Bottorff was speaking to the Regulatory Affairs Society's West Coast Symposium, in Santa Clara, CA. She and her colleagues at ONSET Ventures have invested often in medical technology startups. Some of their most notable successes include Inhale Therapeutics (now NEKTAR), Conceptus, Spinal Concepts, and Embolic Protection, Inc.
ONSET Ventures specializes in providing an ideal mix of start-up, follow-on, and intellectual capital to entrepreneurs and early-stage technology ventures, to help transform world-class ideas into sustainable and valuable businesses. The firm has backed nearly 100 companies since 1984 and now has more than $500 million under management.
ONSET pioneered, and has refined over 20 years, a highly-optimized tool set for risk and capital management, and a shirt-sleeves style of active collaboration with entrepreneurs that leverages the firm's substantial operating experience.

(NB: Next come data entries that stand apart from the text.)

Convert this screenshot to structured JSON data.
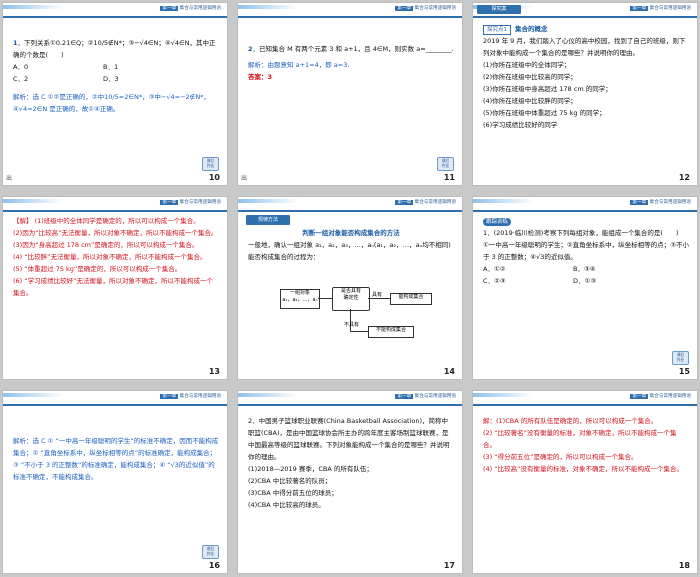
{
  "header": {
    "chapter_label": "第一章",
    "chapter_title": "集合与常用逻辑用语",
    "section_badge": "探究案"
  },
  "back_button": {
    "label": "课后\n作业"
  },
  "slides": {
    "s10": {
      "number": "10",
      "caption": "出",
      "q_lead": "下列关系①0.21∈Q；②",
      "q_frac": "10/5",
      "q_rest": "∉N*；③−√4∈N；④√4∈N，其中正确的个数是(　　)",
      "options": [
        "A．0",
        "B．1",
        "C．2",
        "D．3"
      ],
      "solution": "解析：选 C ①②是正确的，②中10/5=2∈N*，③中−√4=−2∉N*，④√4=2∈N 是正确的，故①④正确。"
    },
    "s11": {
      "number": "11",
      "caption": "出",
      "q": "已知集合 M 有两个元素 3 和 a+1，且 4∈M，则实数 a=________.",
      "solution": "解析：由题意知 a+1=4，即 a=3.",
      "answer": "答案：3"
    },
    "s12": {
      "number": "12",
      "tag": "探究点1",
      "tag_title": "集合的概念",
      "intro": "2019 年 9 月，我们踏入了心仪的高中校园，找到了自己的班级，则下列对象中能构成一个集合的是哪些？并说明你的理由。",
      "items": [
        "(1)你所在班级中的全体同学；",
        "(2)你所在班级中比较高的同学；",
        "(3)你所在班级中身高超过 178 cm 的同学；",
        "(4)你所在班级中比较胖的同学；",
        "(5)你所在班级中体重超过 75 kg 的同学；",
        "(6)学习成绩比较好的同学"
      ]
    },
    "s13": {
      "number": "13",
      "lines": [
        "【解】 (1)班级中的全体同学是确定的，所以可以构成一个集合。",
        "(2)因为“比较高”无法衡量，所以对象不确定，所以不能构成一个集合。",
        "(3)因为“身高超过 178 cm”是确定的，所以可以构成一个集合。",
        "(4) “比较胖”无法衡量，所以对象不确定，所以不能构成一个集合。",
        "(5) “体重超过 75 kg”是确定的，所以可以构成一个集合。",
        "(6) “学习成绩比较好”无法衡量，所以对象不确定，所以不能构成一个集合。"
      ]
    },
    "s14": {
      "number": "14",
      "badge": "规律方法",
      "title": "判断一组对象能否构成集合的方法",
      "body": "一般地，确认一组对象 a₁，a₂，a₃，…，aₙ(a₁，a₂，…，aₙ均不相同)能否构成集合的过程为：",
      "flow": {
        "start": "一组对象\na₁，a₂，…，aₙ",
        "decision": "是否具有\n确定性",
        "yes": "具有",
        "yes_result": "能构成集合",
        "no": "不具有",
        "no_result": "不能构成集合"
      }
    },
    "s15": {
      "number": "15",
      "badge": "跟踪训练",
      "q": "1．(2019·临川检测)考察下列每组对象，能组成一个集合的是(　　)",
      "items": [
        "①一中高一年级聪明的学生；②直角坐标系中，纵坐标相等的点；③不小于 3 的正整数；④√3的近似值。"
      ],
      "options": [
        "A．①②",
        "B．③④",
        "C．②③",
        "D．①③"
      ]
    },
    "s16": {
      "number": "16",
      "solution": "解析：选 C ① “一中高一年级聪明的学生”的标准不确定，因而不能构成集合；② “直角坐标系中，纵坐标相等的点”的标准确定，能构成集合；③ “不小于 3 的正整数”的标准确定，能构成集合；④ “√3的近似值”的标准不确定，不能构成集合。"
    },
    "s17": {
      "number": "17",
      "q": "2．中国男子篮球职业联赛(China Basketball Association)，简称中职篮(CBA)，是由中国篮球协会所主办的跨年度主客场制篮球联赛，是中国最高等级的篮球联赛。下列对象能构成一个集合的是哪些？并说明你的理由。",
      "items": [
        "(1)2018—2019 赛季，CBA 的所有队伍；",
        "(2)CBA 中比较著名的队员；",
        "(3)CBA 中得分前五位的球员；",
        "(4)CBA 中比较高的球员。"
      ]
    },
    "s18": {
      "number": "18",
      "lines": [
        "解：(1)CBA 的所有队伍是确定的，所以可以构成一个集合。",
        "(2) “比较著名”没有衡量的标准，对象不确定，所以不能构成一个集合。",
        "(3) “得分前五位”是确定的，所以可以构成一个集合。",
        "(4) “比较高”没有衡量的标准，对象不确定，所以不能构成一个集合。"
      ]
    }
  }
}
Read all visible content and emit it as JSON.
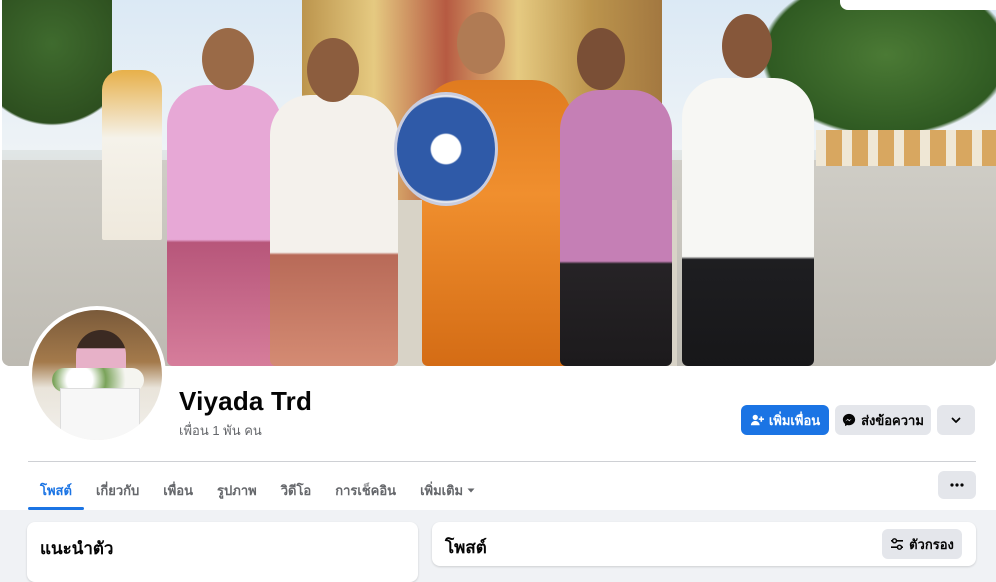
{
  "profile": {
    "name": "Viyada Trd",
    "friends": "เพื่อน 1 พัน คน"
  },
  "actions": {
    "add_friend": "เพิ่มเพื่อน",
    "message": "ส่งข้อความ"
  },
  "tabs": [
    {
      "label": "โพสต์",
      "active": true
    },
    {
      "label": "เกี่ยวกับ"
    },
    {
      "label": "เพื่อน"
    },
    {
      "label": "รูปภาพ"
    },
    {
      "label": "วิดีโอ"
    },
    {
      "label": "การเช็คอิน"
    },
    {
      "label": "เพิ่มเติม"
    }
  ],
  "intro": {
    "title": "แนะนำตัว"
  },
  "posts": {
    "title": "โพสต์",
    "filter": "ตัวกรอง"
  },
  "colors": {
    "primary": "#1b74e4",
    "secondary_button": "#e4e6eb",
    "page_background": "#f0f2f5"
  },
  "icons": [
    "add-friend-icon",
    "messenger-icon",
    "chevron-down-icon",
    "more-icon",
    "filter-icon"
  ]
}
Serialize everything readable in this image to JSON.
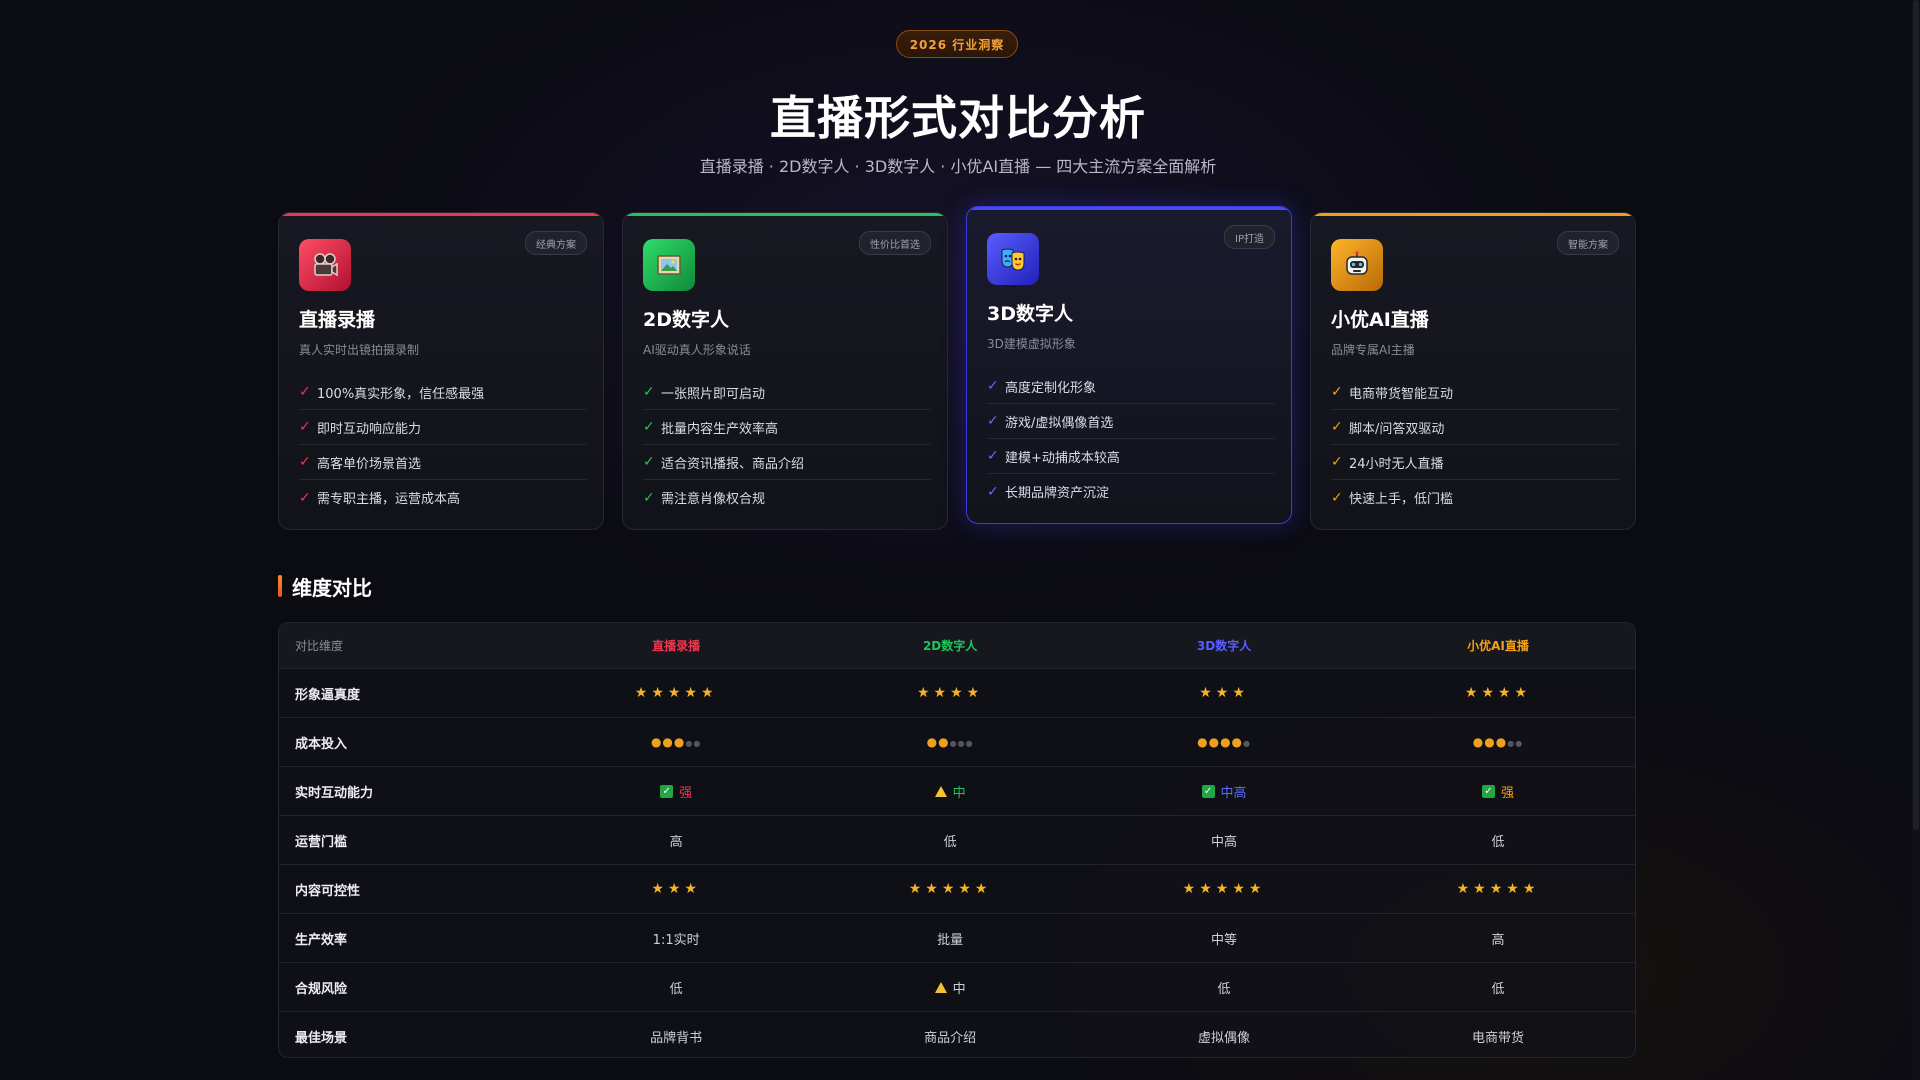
{
  "header": {
    "badge": "2026 行业洞察",
    "title": "直播形式对比分析",
    "subtitle": "直播录播 · 2D数字人 · 3D数字人 · 小优AI直播 — 四大主流方案全面解析"
  },
  "colors": {
    "red": "#f0364e",
    "green": "#20c45a",
    "blue": "#4a4cf2",
    "orange": "#f5a011"
  },
  "cards": [
    {
      "name": "直播录播",
      "desc": "真人实时出镜拍摄录制",
      "tag": "经典方案",
      "icon": "video-camera-icon",
      "features": [
        "100%真实形象，信任感最强",
        "即时互动响应能力",
        "高客单价场景首选",
        "需专职主播，运营成本高"
      ]
    },
    {
      "name": "2D数字人",
      "desc": "AI驱动真人形象说话",
      "tag": "性价比首选",
      "icon": "picture-icon",
      "features": [
        "一张照片即可启动",
        "批量内容生产效率高",
        "适合资讯播报、商品介绍",
        "需注意肖像权合规"
      ]
    },
    {
      "name": "3D数字人",
      "desc": "3D建模虚拟形象",
      "tag": "IP打造",
      "icon": "theater-masks-icon",
      "features": [
        "高度定制化形象",
        "游戏/虚拟偶像首选",
        "建模+动捕成本较高",
        "长期品牌资产沉淀"
      ]
    },
    {
      "name": "小优AI直播",
      "desc": "品牌专属AI主播",
      "tag": "智能方案",
      "icon": "robot-icon",
      "features": [
        "电商带货智能互动",
        "脚本/问答双驱动",
        "24小时无人直播",
        "快速上手，低门槛"
      ]
    }
  ],
  "comparison": {
    "section_title": "维度对比",
    "header_label": "对比维度",
    "columns": [
      "直播录播",
      "2D数字人",
      "3D数字人",
      "小优AI直播"
    ],
    "rows": [
      {
        "label": "形象逼真度",
        "type": "stars",
        "values": [
          5,
          4,
          3,
          4
        ]
      },
      {
        "label": "成本投入",
        "type": "dots",
        "max": 5,
        "values": [
          3,
          2,
          4,
          3
        ]
      },
      {
        "label": "实时互动能力",
        "type": "status",
        "values": [
          {
            "icon": "check",
            "text": "强"
          },
          {
            "icon": "warn",
            "text": "中"
          },
          {
            "icon": "check",
            "text": "中高"
          },
          {
            "icon": "check",
            "text": "强"
          }
        ]
      },
      {
        "label": "运营门槛",
        "type": "text",
        "values": [
          "高",
          "低",
          "中高",
          "低"
        ]
      },
      {
        "label": "内容可控性",
        "type": "stars",
        "values": [
          3,
          5,
          5,
          5
        ]
      },
      {
        "label": "生产效率",
        "type": "text",
        "values": [
          "1:1实时",
          "批量",
          "中等",
          "高"
        ]
      },
      {
        "label": "合规风险",
        "type": "status",
        "values": [
          {
            "icon": "none",
            "text": "低"
          },
          {
            "icon": "warn",
            "text": "中"
          },
          {
            "icon": "none",
            "text": "低"
          },
          {
            "icon": "none",
            "text": "低"
          }
        ]
      },
      {
        "label": "最佳场景",
        "type": "text",
        "values": [
          "品牌背书",
          "商品介绍",
          "虚拟偶像",
          "电商带货"
        ]
      }
    ]
  }
}
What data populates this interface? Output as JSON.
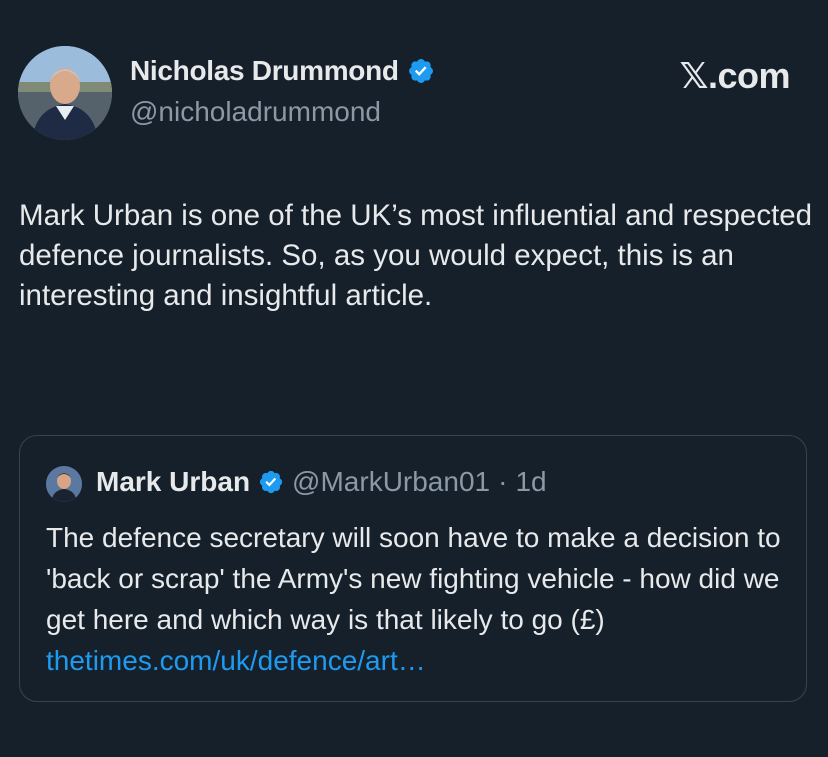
{
  "tweet": {
    "author": {
      "name": "Nicholas Drummond",
      "handle": "@nicholadrummond",
      "verified": true
    },
    "brand": "𝕏.com",
    "text": "Mark Urban is one of the UK’s most influential and respected defence journalists. So, as you would expect, this is an interesting and insightful article."
  },
  "quoted": {
    "author": {
      "name": "Mark Urban",
      "handle": "@MarkUrban01",
      "verified": true
    },
    "separator": "·",
    "time": "1d",
    "text": "The defence secretary will soon have to make a decision to 'back or scrap' the Army's new fighting vehicle - how did we get here and which way is that likely to go (£) ",
    "link": "thetimes.com/uk/defence/art…"
  },
  "colors": {
    "background": "#15202b",
    "text": "#e7e9ea",
    "muted": "#8b98a5",
    "link": "#1d9bf0",
    "verified_badge": "#1d9bf0",
    "border": "#38444d"
  },
  "icons": {
    "verified": "verified-badge-icon"
  }
}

That collaboration frequently begins before the closing of any financing, and typically continues throughout the life of the venture. The combined process, which has become the hallmark of the firm, has resulted in ventures that have consistently met their operational and financing milestones. In addition, it has resulted in a franchise that not only brings successful, serial entrepreneurs back to ONSET Ventures time and again, but also attracts investors who want the increasingly rare opportunity to participate in very early stage venture investing.
ONSET Ventures focuses exclusively on information and medical technology-based start-ups, and has a long history of successful ventures in each of these sectors.